Leinster coach and former Wales and Lions hooker Robin McBryde, looking at the Leinster run-in, took exception to the words of the former Irish outhalf.
“I don’t necessarily agree with what he said with regards to them playing big game after big game,” said McBryde. “We’re in the same situation playing big game after big game. It’s like a mini-World Cup towards the end of the year.
“If we can win on Saturday, it is another big game. The URC is very tough, you know what I mean? You’ve got the South African teams who are bringing everything with them now.
“In their first season they were just finding things out. They’ve got a grasp of it now and they’re bloody difficult teams to play against and they’ve raised the standard, profile, everything. So, I wouldn’t say we’d have it easy in any way, shape or form. It has been a tough slog.”

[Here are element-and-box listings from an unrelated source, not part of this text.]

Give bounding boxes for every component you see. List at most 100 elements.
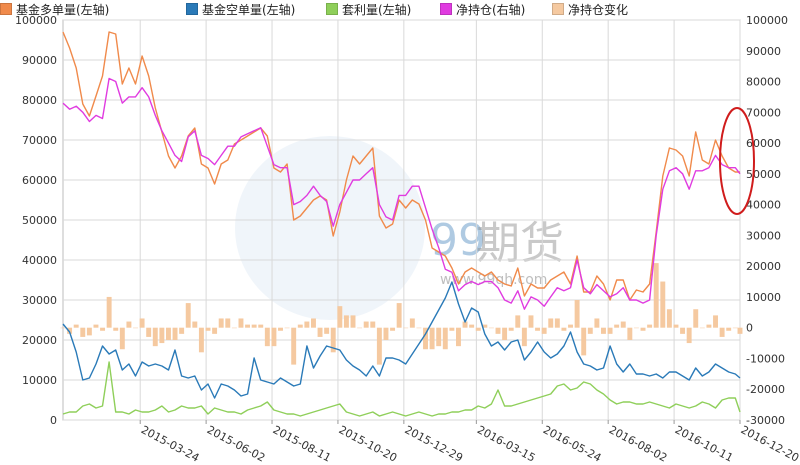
bar-net-change: [482, 324, 488, 328]
x-tick-label: 2016-12-20: [739, 423, 800, 464]
legend-label-net-change: 净持仓变化: [568, 3, 629, 17]
series-line-short: [62, 281, 741, 399]
bar-net-change: [469, 324, 475, 328]
bar-net-change: [165, 327, 171, 340]
bar-net-change: [218, 318, 224, 328]
legend-item-net-change[interactable]: 净持仓变化: [552, 1, 628, 18]
bar-net-change: [614, 324, 620, 328]
y-left-tick-label: 20000: [22, 334, 57, 347]
x-tick-label: 2016-05-24: [541, 423, 604, 464]
bar-net-change: [693, 309, 699, 328]
bar-net-change: [653, 263, 659, 328]
bar-net-change: [159, 327, 165, 344]
bar-net-change: [80, 327, 86, 337]
bar-net-change: [706, 324, 712, 328]
bar-net-change: [225, 318, 231, 328]
watermark: 99 期货 www.99qh.com: [235, 136, 564, 320]
bar-net-change: [238, 318, 244, 328]
bar-net-change: [521, 327, 527, 347]
series-line-net: [62, 77, 741, 310]
y-left-tick-label: 40000: [22, 254, 57, 267]
y-right-tick-label: -30000: [746, 414, 785, 427]
bar-net-change: [449, 327, 455, 331]
legend-item-short[interactable]: 基金空单量(左轴): [186, 1, 295, 18]
bar-net-change: [429, 327, 435, 350]
bar-net-change: [423, 327, 428, 350]
bar-net-change: [561, 327, 567, 331]
bar-net-change: [647, 324, 653, 328]
bar-net-change: [106, 296, 112, 328]
bar-net-change: [548, 318, 554, 328]
bar-net-change: [205, 327, 211, 331]
y-left-tick-label: 30000: [22, 294, 57, 307]
bar-net-change: [357, 327, 363, 329]
bar-net-change: [554, 318, 560, 328]
highlight-ellipse: [719, 107, 755, 215]
y-right-tick-label: 100000: [746, 14, 788, 27]
bar-net-change: [442, 327, 448, 350]
bar-net-change: [568, 324, 573, 328]
bar-net-change: [475, 327, 481, 331]
bar-net-change: [350, 315, 356, 328]
legend-label-net: 净持仓(右轴): [456, 3, 526, 17]
legend-item-long[interactable]: 基金多单量(左轴): [0, 1, 109, 18]
legend: 基金多单量(左轴) 基金空单量(左轴) 套利量(左轴) 净持仓(右轴) 净持仓变…: [0, 0, 800, 18]
bar-net-change: [119, 327, 125, 350]
bar-net-change: [640, 327, 646, 331]
bar-net-change: [126, 321, 132, 328]
bar-net-change: [86, 327, 92, 336]
bar-net-change: [726, 327, 732, 331]
y-right-tick-label: 20000: [746, 260, 781, 273]
bar-net-change: [535, 327, 541, 331]
bar-net-change: [436, 327, 442, 347]
watermark-brand: 期货: [476, 218, 564, 269]
bar-net-change: [502, 327, 508, 340]
x-tick-label: 2016-03-15: [475, 423, 538, 464]
bar-net-change: [100, 327, 106, 331]
bar-net-change: [291, 327, 297, 365]
bar-net-change: [271, 327, 277, 347]
legend-item-net[interactable]: 净持仓(右轴): [440, 1, 525, 18]
bar-net-change: [231, 327, 237, 329]
y-right-tick-label: 30000: [746, 229, 781, 242]
bar-net-change: [515, 315, 521, 328]
bar-net-change: [541, 327, 547, 334]
y-right-tick-label: 80000: [746, 76, 781, 89]
bar-net-change: [416, 327, 422, 329]
bar-net-change: [587, 327, 593, 334]
bar-net-change: [396, 303, 402, 328]
x-tick-label: 2015-12-29: [402, 423, 465, 464]
bar-net-change: [343, 315, 349, 328]
bar-net-change: [185, 303, 191, 328]
bar-net-change: [284, 327, 290, 329]
legend-label-long: 基金多单量(左轴): [16, 3, 110, 17]
y-left-tick-label: 70000: [22, 134, 57, 147]
bar-net-change: [93, 324, 99, 328]
bar-net-change: [198, 327, 204, 353]
legend-item-arbitrage[interactable]: 套利量(左轴): [326, 1, 411, 18]
x-tick-label: 2016-10-11: [673, 423, 736, 464]
bar-net-change: [139, 318, 145, 328]
bar-net-change: [462, 321, 468, 328]
watermark-logo-circle: [235, 136, 425, 320]
y-right-tick-label: -10000: [746, 352, 785, 365]
bar-net-change: [660, 281, 666, 328]
bar-net-change: [627, 327, 633, 340]
x-tick-label: 2015-08-11: [271, 423, 334, 464]
series-line-arbitrage: [62, 361, 741, 417]
bar-net-change: [337, 306, 343, 328]
y-right-tick-label: 60000: [746, 137, 781, 150]
bar-net-change: [383, 327, 389, 340]
bar-net-change: [699, 327, 705, 329]
bar-net-change: [310, 318, 316, 328]
bar-net-change: [737, 327, 743, 334]
bar-net-change: [317, 327, 323, 337]
bar-net-change: [73, 324, 79, 328]
bar-net-change: [686, 327, 692, 344]
bar-net-change: [212, 327, 218, 334]
bar-net-change: [60, 327, 66, 329]
y-left-tick-label: 0: [50, 414, 57, 427]
legend-swatch-net-change: [552, 3, 564, 15]
bar-net-change: [409, 318, 415, 328]
y-right-tick-label: 70000: [746, 106, 781, 119]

Leinster have reached the point now where the sharp disappointment of last season has become a cautionary tale for them. They have walked the same path and find themselves in a similar place.
It’s a sore point that the final couple of must-win matches in May last season undid the entire 10 months before that, turning the double dream of league and Champions Cup into a double disappointment.

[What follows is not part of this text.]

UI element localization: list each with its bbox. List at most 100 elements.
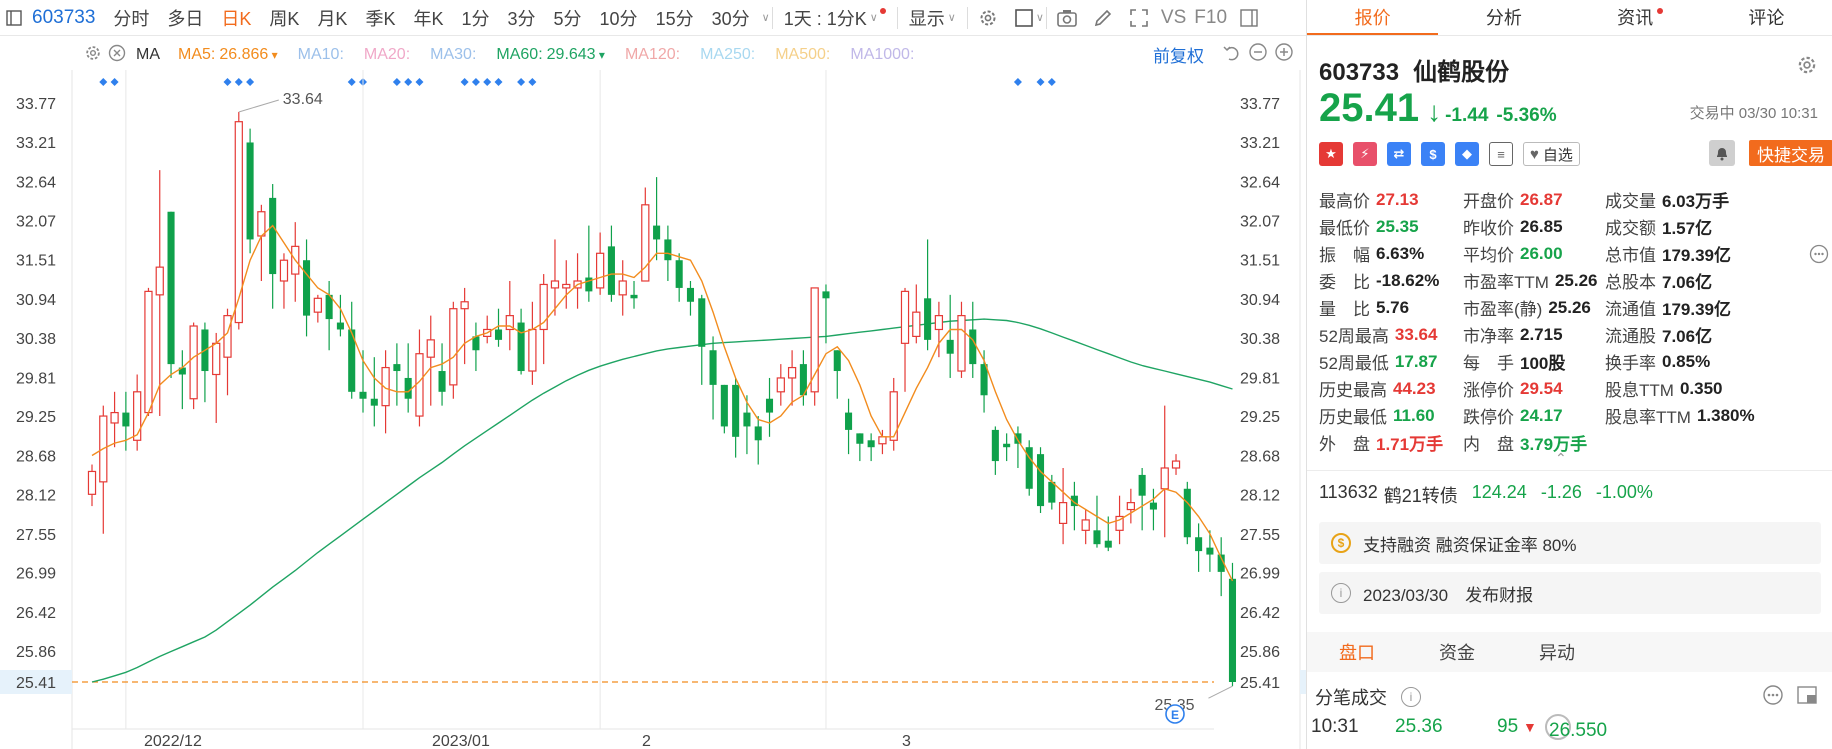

O’Gara’s words may now be a brief distraction. But last season is in the back of Leinster minds. A European final against La Rochelle and the league quarterfinal against the Sharks on Saturday is where they want to be, but also a reminder of how things can suddenly jackknife.
“We were disappointed with the loss to La Rochelle in the final and then the rebound off that against Glasgow was great. But then we were found wanting against the Bulls,” says McBryde. “That’s what is foremost in my mind anyway.
“Now that we’re here we just have to finish things off. We just fell short and we have to put Champions Cup to one side now. The game against [Sharks] earlier in the season was very tough.”
The talk has been of the South African teams quickly learning and adjusting to the different conditions the clubs have had to face across the two continents. The Bulls, as last season’s runners-up, did it well, timing their run to the end almost to perfection.
“I just had the feeling that they had been lying in wait for us [last year]. They came down here after the game up in Belfast. They had been here all week, and they were just prepared and ready for us. We weren’t quite there from the first minute, so we have to make sure we are on it from the first minute this Saturday.”
The issue for the Leinster coaches now is how to rotate the players. Saturday’s team was the strongest they could field. But there is a sense of blowing it out for three more matches, with Leinster hopeful that Robbie Henshaw and James Lowe will have recovered before the Champions Cup final.
Still, there is a game of chess to be played over the next three weeks.
“One thing we’re not going to do,” says McBryde. “You can’t take your foot off the pedal. You’ve got to keep going and then you can rest at the end of the year.
“We’ve just got to keep on going. We haven’t won anything yet, we’ve got nothing to show for it so we’ve got to make sure we get something to show for it.
“As regards the balance of selection, there are bound to be players that will be frustrated because they’re not playing and you’ve got to keep them energised. You’ve got to make sure they’re adding energy to the group as opposed to taking it out.”
Leinster learnt that lesson the hard way, and definitely don’t want a repeat demonstration.